My name is Yumiko Nagashima. I am a lighting designer at the studio, CHIPS LLC. I've been pursuing what I got interested in, and I think that made me who I am.
I belonged to the theater club when I was in high school. The lighting changed how the stage looked in the theater, and I like that. At around the same time, I was interested in display design too. A display window was smaller than a stage, but it could change its looks differently by lighting, as well. For me, there had been other worlds behind the window and on the stage, and they were beautiful. I decided to major in interior design at university. In the winter of my freshman year, I went to the fifth avenue in New York. I wanted to see the Christmas window display so badly. I truly enjoy the trip, and I'm glad that I did. While in university, I worked part-time in a hotel banquet hall as a lighting and sound staff. I had a wide range of roles, such as lighting fixture maintenance, focusing and operating the lighting, and general sound operation.
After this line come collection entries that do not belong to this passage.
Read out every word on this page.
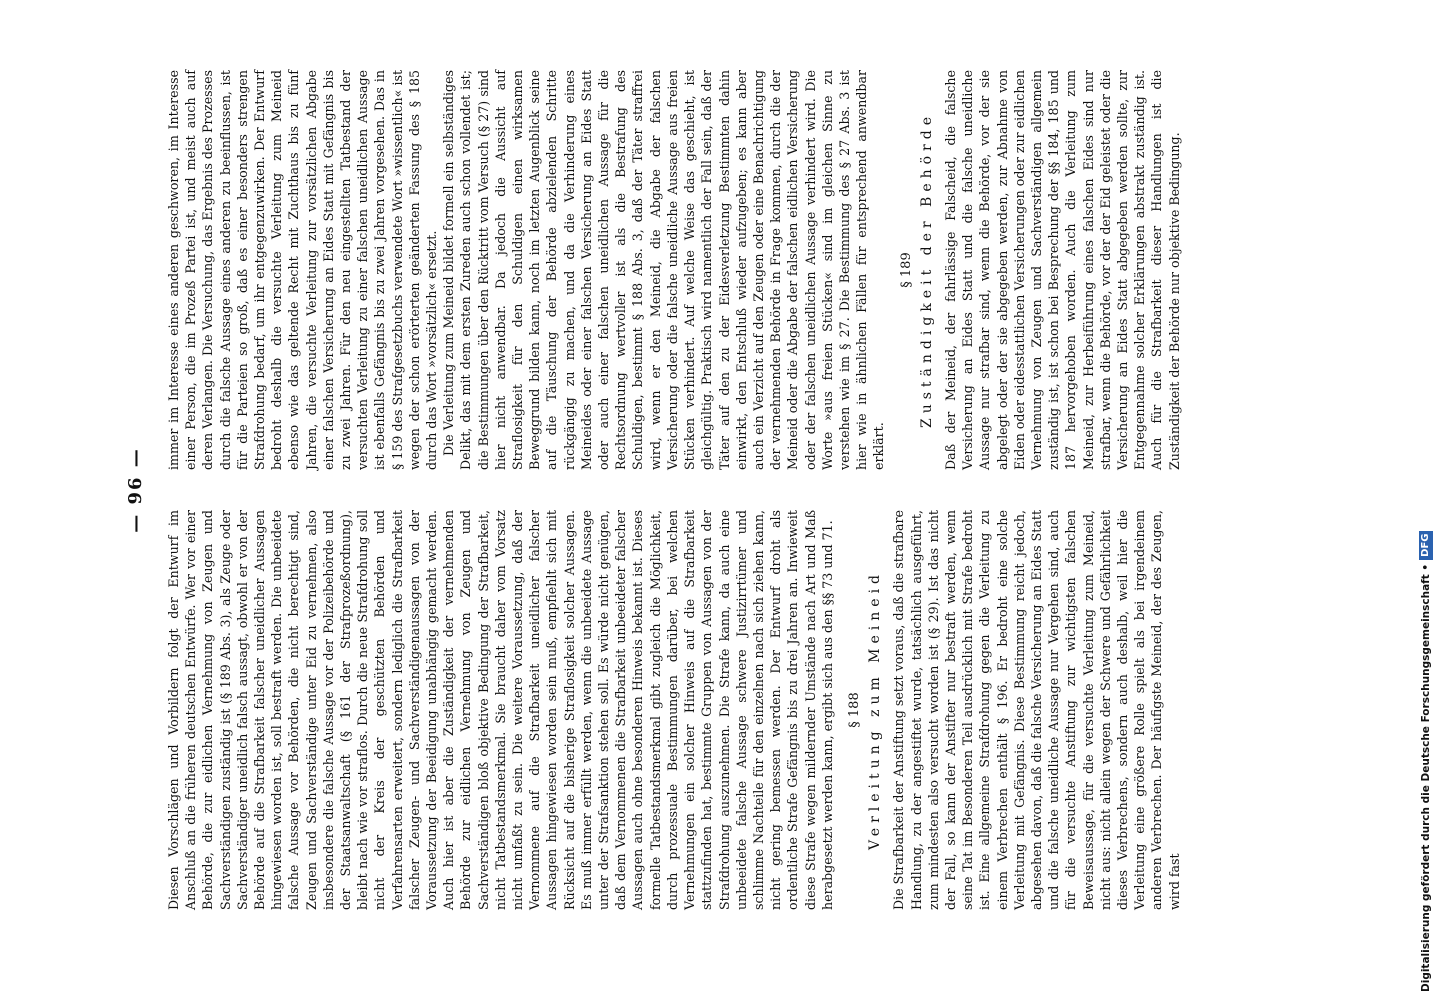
— 96 —

Diesen Vorschlägen und Vorbildern folgt der Entwurf im Anschluß an die früheren deutschen Entwürfe. Wer vor einer Behörde, die zur eidlichen Vernehmung von Zeugen und Sachverständigen zuständig ist (§ 189 Abs. 3), als Zeuge oder Sachverständiger uneidlich falsch aussagt, obwohl er von der Behörde auf die Strafbarkeit falscher uneidlicher Aussagen hingewiesen worden ist, soll bestraft werden. Die unbeeidete falsche Aussage vor Behörden, die nicht berechtigt sind, Zeugen und Sachverständige unter Eid zu vernehmen, also insbesondere die falsche Aussage vor der Polizeibehörde und der Staatsanwaltschaft (§ 161 der Strafprozeßordnung), bleibt nach wie vor straflos. Durch die neue Strafdrohung soll nicht der Kreis der geschützten Behörden und Verfahrensarten erweitert, sondern lediglich die Strafbarkeit falscher Zeugen- und Sachverständigenaussagen von der Voraussetzung der Beeidigung unabhängig gemacht werden. Auch hier ist aber die Zuständigkeit der vernehmenden Behörde zur eidlichen Vernehmung von Zeugen und Sachverständigen bloß objektive Bedingung der Strafbarkeit, nicht Tatbestandsmerkmal. Sie braucht daher vom Vorsatz nicht umfaßt zu sein. Die weitere Voraussetzung, daß der Vernommene auf die Strafbarkeit uneidlicher falscher Aussagen hingewiesen worden sein muß, empfiehlt sich mit Rücksicht auf die bisherige Straflosigkeit solcher Aussagen. Es muß immer erfüllt werden, wenn die unbeeidete Aussage unter der Strafsanktion stehen soll. Es würde nicht genügen, daß dem Vernommenen die Strafbarkeit unbeeideter falscher Aussagen auch ohne besonderen Hinweis bekannt ist. Dieses formelle Tatbestandsmerkmal gibt zugleich die Möglichkeit, durch prozessuale Bestimmungen darüber, bei welchen Vernehmungen ein solcher Hinweis auf die Strafbarkeit stattzufinden hat, bestimmte Gruppen von Aussagen von der Strafdrohung auszunehmen. Die Strafe kann, da auch eine unbeeidete falsche Aussage schwere Justizirrtümer und schlimme Nachteile für den einzelnen nach sich ziehen kann, nicht gering bemessen werden. Der Entwurf droht als ordentliche Strafe Gefängnis bis zu drei Jahren an. Inwieweit diese Strafe wegen mildernder Umstände nach Art und Maß herabgesetzt werden kann, ergibt sich aus den §§ 73 und 71. § 188 Verleitung zum Meineid Die Strafbarkeit der Anstiftung setzt voraus, daß die strafbare Handlung, zu der angestiftet wurde, tatsächlich ausgeführt, zum mindesten also versucht worden ist (§ 29). Ist das nicht der Fall, so kann der Anstifter nur bestraft werden, wenn seine Tat im Besonderen Teil ausdrücklich mit Strafe bedroht ist. Eine allgemeine Strafdrohung gegen die Verleitung zu einem Verbrechen enthält § 196. Er bedroht eine solche Verleitung mit Gefängnis. Diese Bestimmung reicht jedoch, abgesehen davon, daß die falsche Versicherung an Eides Statt und die falsche uneidliche Aussage nur Vergehen sind, auch für die versuchte Anstiftung zur wichtigsten falschen Beweisaussage, für die versuchte Verleitung zum Meineid, nicht aus: nicht allein wegen der Schwere und Gefährlichkeit dieses Verbrechens, sondern auch deshalb, weil hier die Verleitung eine größere Rolle spielt als bei irgendeinem anderen Verbrechen. Der häufigste Meineid, der des Zeugen, wird fast

immer im Interesse eines anderen geschworen, im Interesse einer Person, die im Prozeß Partei ist, und meist auch auf deren Verlangen. Die Versuchung, das Ergebnis des Prozesses durch die falsche Aussage eines anderen zu beeinflussen, ist für die Parteien so groß, daß es einer besonders strengen Strafdrohung bedarf, um ihr entgegenzuwirken. Der Entwurf bedroht deshalb die versuchte Verleitung zum Meineid ebenso wie das geltende Recht mit Zuchthaus bis zu fünf Jahren, die versuchte Verleitung zur vorsätzlichen Abgabe einer falschen Versicherung an Eides Statt mit Gefängnis bis zu zwei Jahren. Für den neu eingestellten Tatbestand der versuchten Verleitung zu einer falschen uneidlichen Aussage ist ebenfalls Gefängnis bis zu zwei Jahren vorgesehen. Das in § 159 des Strafgesetzbuchs verwendete Wort »wissentlich« ist wegen der schon erörterten geänderten Fassung des § 185 durch das Wort »vorsätzlich« ersetzt. Die Verleitung zum Meineid bildet formell ein selbständiges Delikt, das mit dem ersten Zureden auch schon vollendet ist; die Bestimmungen über den Rücktritt vom Versuch (§ 27) sind hier nicht anwendbar. Da jedoch die Aussicht auf Straflosigkeit für den Schuldigen einen wirksamen Beweggrund bilden kann, noch im letzten Augenblick seine auf die Täuschung der Behörde abzielenden Schritte rückgängig zu machen, und da die Verhinderung eines Meineides oder einer falschen Versicherung an Eides Statt oder auch einer falschen uneidlichen Aussage für die Rechtsordnung wertvoller ist als die Bestrafung des Schuldigen, bestimmt § 188 Abs. 3, daß der Täter straffrei wird, wenn er den Meineid, die Abgabe der falschen Versicherung oder die falsche uneidliche Aussage aus freien Stücken verhindert. Auf welche Weise das geschieht, ist gleichgültig. Praktisch wird namentlich der Fall sein, daß der Täter auf den zu der Eidesverletzung Bestimmten dahin einwirkt, den Entschluß wieder aufzugeben; es kann aber auch ein Verzicht auf den Zeugen oder eine Benachrichtigung der vernehmenden Behörde in Frage kommen, durch die der Meineid oder die Abgabe der falschen eidlichen Versicherung oder der falschen uneidlichen Aussage verhindert wird. Die Worte »aus freien Stücken« sind im gleichen Sinne zu verstehen wie im § 27. Die Bestimmung des § 27 Abs. 3 ist hier wie in ähnlichen Fällen für entsprechend anwendbar erklärt.

§ 189 Zuständigkeit der Behörde Daß der Meineid, der fahrlässige Falscheid, die falsche Versicherung an Eides Statt und die falsche uneidliche Aussage nur strafbar sind, wenn die Behörde, vor der sie abgelegt oder der sie abgegeben werden, zur Abnahme von Eiden oder eidesstattlichen Versicherungen oder zur eidlichen Vernehmung von Zeugen und Sachverständigen allgemein zuständig ist, ist schon bei Besprechung der §§ 184, 185 und 187 hervorgehoben worden. Auch die Verleitung zum Meineid, zur Herbeiführung eines falschen Eides sind nur strafbar, wenn die Behörde, vor der der Eid geleistet oder die Versicherung an Eides Statt abgegeben werden sollte, zur Entgegennahme solcher Erklärungen abstrakt zuständig ist. Auch für die Strafbarkeit dieser Handlungen ist die Zuständigkeit der Behörde nur objektive Bedingung.

Digitalisierung gefördert durch die Deutsche Forschungsgemeinschaft •
DFG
My interest gradually changed to landscape design by the senior year, such as parks and community development. I wanted to do something related to landscape design after graduation and get involved in whole creative processes from the beginning to the end. Luckily, I got a job at Nagumo Design where I can pursue that. The studio created essential products in landscape design like street furniture. Mr. Nagumo, the founder and the head designer, was very particular about his works, down to the millimeter. I came to understand that the slightest difference could make a huge impact on the landscape. I don't think I was a diligent student at university, but I worked passionately at this company and learned a lot from him about design and creating processes for three years.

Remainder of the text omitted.